Die Pflegekräfte im gegebenen Pflegeheim akzeptieren diesen „Gütertausch“ und auch, dass die weibliche Person keinerlei Besitztümer, abgesehen von den Kleidern, die sie am Leibe trägt, mehr hat. Es werden weder Hilfestellungen angeboten noch Sicherheitsvorkehrungen getroffen, es wird sich auch nicht bemüht, die entwendeten Gegenstände zurückzugeben, auch wenn bekannt ist, in wessen Zimmer sie gerade sind.
Was liegt hier vor?
Diebstahl ja, auch Unterlassene Hilfeleistung? Verleitung zum Diebstahl? (offene Zimmer), oder sogar Beihilfe?
Welche Handlungsmöglichkeiten ergeben sich in diesem Beispielfall?
lg
Kate
Welche Handlungsmöglichkeiten ergeben sich in diesem
Beispielfall?
Zur Polizei gehen und Anzeige erstatten.
oder alles zurück klauen.
Andere Handlungsmöglichkeiten gibt es nicht.
Hallo,
Ein Pflegeheim besitzt mehrere, nicht durchgehend getrennte Stationen. Auf der Demenzstation sind sämtliche Türe offen, immer.
Eine weibliche Person wird zusammen mit einer weiteren weiblichen Person auf ein Zimmer der Demenzstation verlegt.
Regelmäßig, auch nachts, kommen Männer einfach ins Zimmer.
Der weiblichen Person wurden sämtliche Habseligkeiten gestohlen, Kleidung, Waschutensilien, Schmuck. Im gegebenen Fall kommen ihr sogar andere „Insassen“ mit eindeutig ihr zuordbaren Besitztümern über den Flur gelaufen. Obwohl die weibliche Person das Pflegepersonal sowohl im generellen wie auch im konkreten Fall auf die Diebstähle aufmerksam gemacht hat, erfolgte absolut keine Reaktion.

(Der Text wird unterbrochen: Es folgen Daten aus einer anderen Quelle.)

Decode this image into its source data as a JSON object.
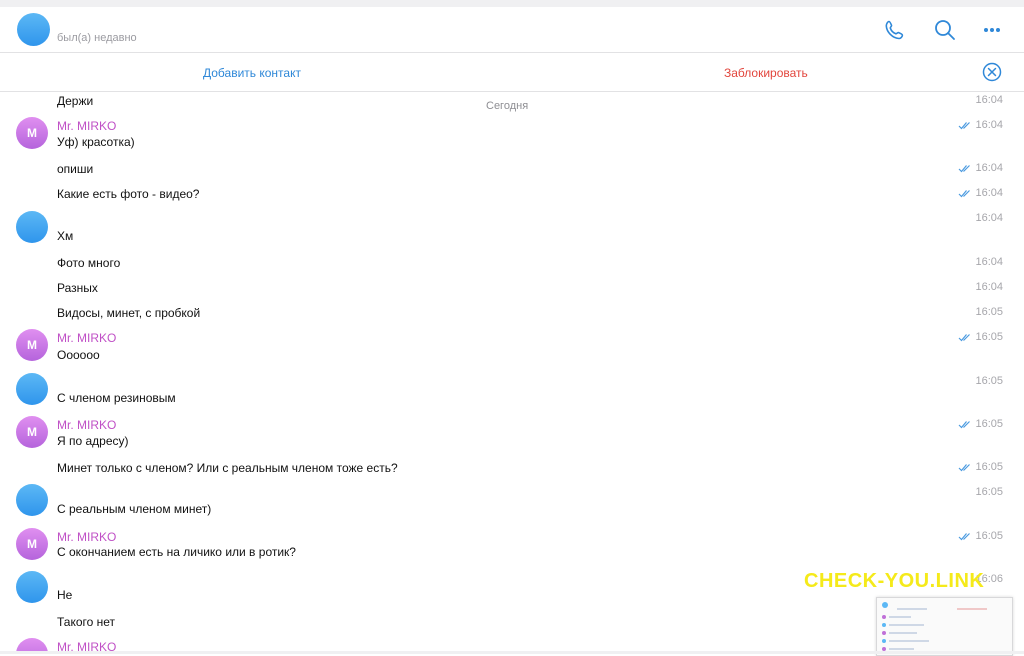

Die haben sicher andere Probleme.
Die Pflegekräfte im gegebenen Pflegeheim akzeptieren diesen „Gütertausch“ und auch, dass die weibliche Person keinerlei Besitztümer, abgesehen von den Kleidern, die sie am Leibe trägt, mehr hat. Es werden weder Hilfestellungen angeboten noch Sicherheitsvorkehrungen getroffen, es wird sich auch nicht bemüht, die entwendeten Gegenstände zurückzugeben, auch wenn bekannt ist, in wessen Zimmer sie gerade sind.
Was liegt hier vor?
Diebstahl ja,
Würden andere in Abhängigkeit des Gesundheits-/Gemütszustandes des „Diebes“ vielleicht anders definieren.

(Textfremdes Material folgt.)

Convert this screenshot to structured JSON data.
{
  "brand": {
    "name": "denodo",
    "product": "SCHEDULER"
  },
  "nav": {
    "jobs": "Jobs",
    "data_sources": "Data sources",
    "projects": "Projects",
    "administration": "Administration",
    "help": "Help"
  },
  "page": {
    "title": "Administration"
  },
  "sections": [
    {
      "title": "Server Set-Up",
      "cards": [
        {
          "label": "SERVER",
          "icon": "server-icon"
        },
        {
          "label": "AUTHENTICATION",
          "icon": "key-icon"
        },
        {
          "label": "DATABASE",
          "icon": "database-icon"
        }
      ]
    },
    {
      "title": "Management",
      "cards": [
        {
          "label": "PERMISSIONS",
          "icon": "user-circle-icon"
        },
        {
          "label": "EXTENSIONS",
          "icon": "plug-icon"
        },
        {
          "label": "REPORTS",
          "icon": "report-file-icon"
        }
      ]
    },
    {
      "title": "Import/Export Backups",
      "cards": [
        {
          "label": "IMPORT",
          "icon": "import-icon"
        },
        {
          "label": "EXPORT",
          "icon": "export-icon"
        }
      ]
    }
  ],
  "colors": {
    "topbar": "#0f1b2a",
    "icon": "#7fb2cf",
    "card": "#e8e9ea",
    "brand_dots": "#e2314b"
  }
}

auch Unterlassene Hilfeleistung? Verleitung zum Diebstahl? (offene Zimmer), oder sogar Beihilfe.
Auch hier wird es auf die konkreten Umsatände ankommen. Möglicherweise gibt es Sicherheitsvorschriften, die einen Einschluss alles Bewohner verbieten.
Welche Handlungsmöglichkeiten ergeben sich in diesem Beispielfall?
Bei der Heimleitung das Problem ansprechen, sich dort vielleicht auch die rechtlichen und tatsächlichen Gegebenheiten/Handlungsmöglichkeiten seitens des Heimes einfach mal erklären lassen.
Danach entscheiden, ob man den Angehörigen in diesem Heim lässt oder in ein anderes bringt, wo der Personalschlüssel eine engere Überwachung der einzelnen Bewohner und/oder den höheren Zeitaufwand für permanetens öffnen und schließen jeder Tür erlaubt oder ob man ihn zu Hause pflegen und vor solchen Widrigkeiten abschirmen will.
Das Anzeigen der Täter wird die Problematik nicht abstellen, wenn es sich um Demente und damit wahrscheinlich Schuldunfähige handelt. Außerdem würden die ja nach kurzer Zeit schon wieder vergessen haben, dass sie das nicht dürfen.